A rural Minnesota vet is set to raise at least $1.5 million from the Animal Humane Society (AHS) after the state Court of Appeals upheld a county jury’s decision from Martin.
This could be the end of a case that began over four years ago when Dr Shirley Kittleson received a call from the society asking her to care for more than 70 miniature ponies that were being removed from a breeder who mistreated them.
Kittleson took the ponies to his horse farm outside Sherburn, Minnesota, gave them medical treatment and sent a bill for $43,000, including $25 a day for boarding each of the six dozen cubs horses. The Humane Society thought it was too much and refused to pay.
This sparked a long legal battle, with Kittleson continuing to send out a bill every month. When the jury finally agreed that the vet should be paid her normal rate for care, the original debt had multiplied to seven figures.
The Humane Society appealed, resulting in the decision issued late last month. Interestingly, the price now totals more than $2 million, according to Mankato’s attorney, Cory Genelin, who represented Kittleson.
Kittleson said she was relieved the case was coming to an end. She said she was optimistic about the win and just carried on with her usual routine as the case unfolded in court.
“Hopefully it’s finally over,” Kittleson said, adding that the Humane Society “could have saved a lot of money if they had just paid the bill.”
The ponies are no longer with her, Kittleson said. She took them to a horse sale in New Orleans last fall and turned them all over to new owners, including about six foals born while Kittleson owned the herd.
“So I think they all have happy homes now,” she said.
In a statement, the Humane Society said it was “deeply disappointed” with the decision.
“Unfortunately, the 72 horses became pawns in this case, which ultimately sought a large and unreasonable payment from a respected non-profit organization dedicated to helping animals,” the company said.
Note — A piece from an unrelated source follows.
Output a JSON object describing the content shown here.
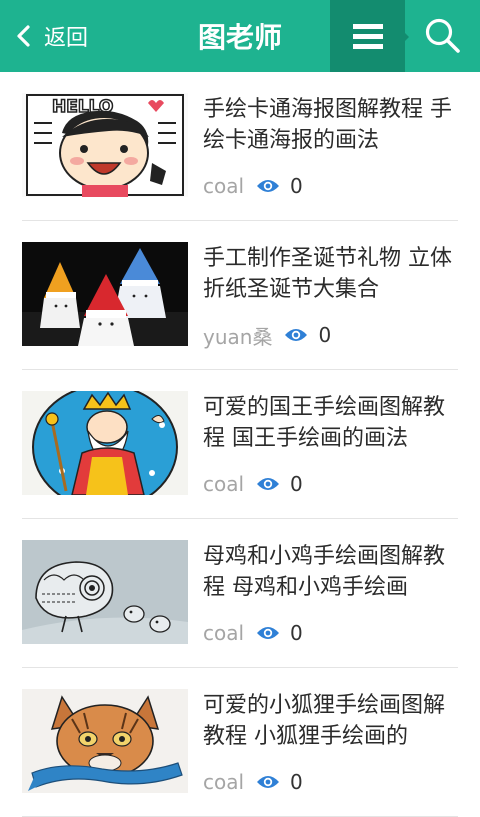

“AHS has strong working relationships with veterinary, animal welfare and law enforcement partners across the state. We know that our humanitarian workers have acted in good faith, both in assisting law enforcement the order to withdraw the horses and in their dealings with Kittleson.”
The company said it would appeal the decision to the Minnesota Supreme Court. But based on his decades of experience, Genelin said he doubted the High Court would agree to hear the case.
The Court of Appeals decision is pretty straight forward, he said, “and the Minnesota Supreme Court usually only takes up a case if something unexpected happens. So I think we’re on the not to do it.”
Kittleson doesn’t have big plans for the money, but said there are a few things his practice could use.
“We could modernize the building a bit and get some new equipment,” she said. “We were scared to make a list until it actually happened.”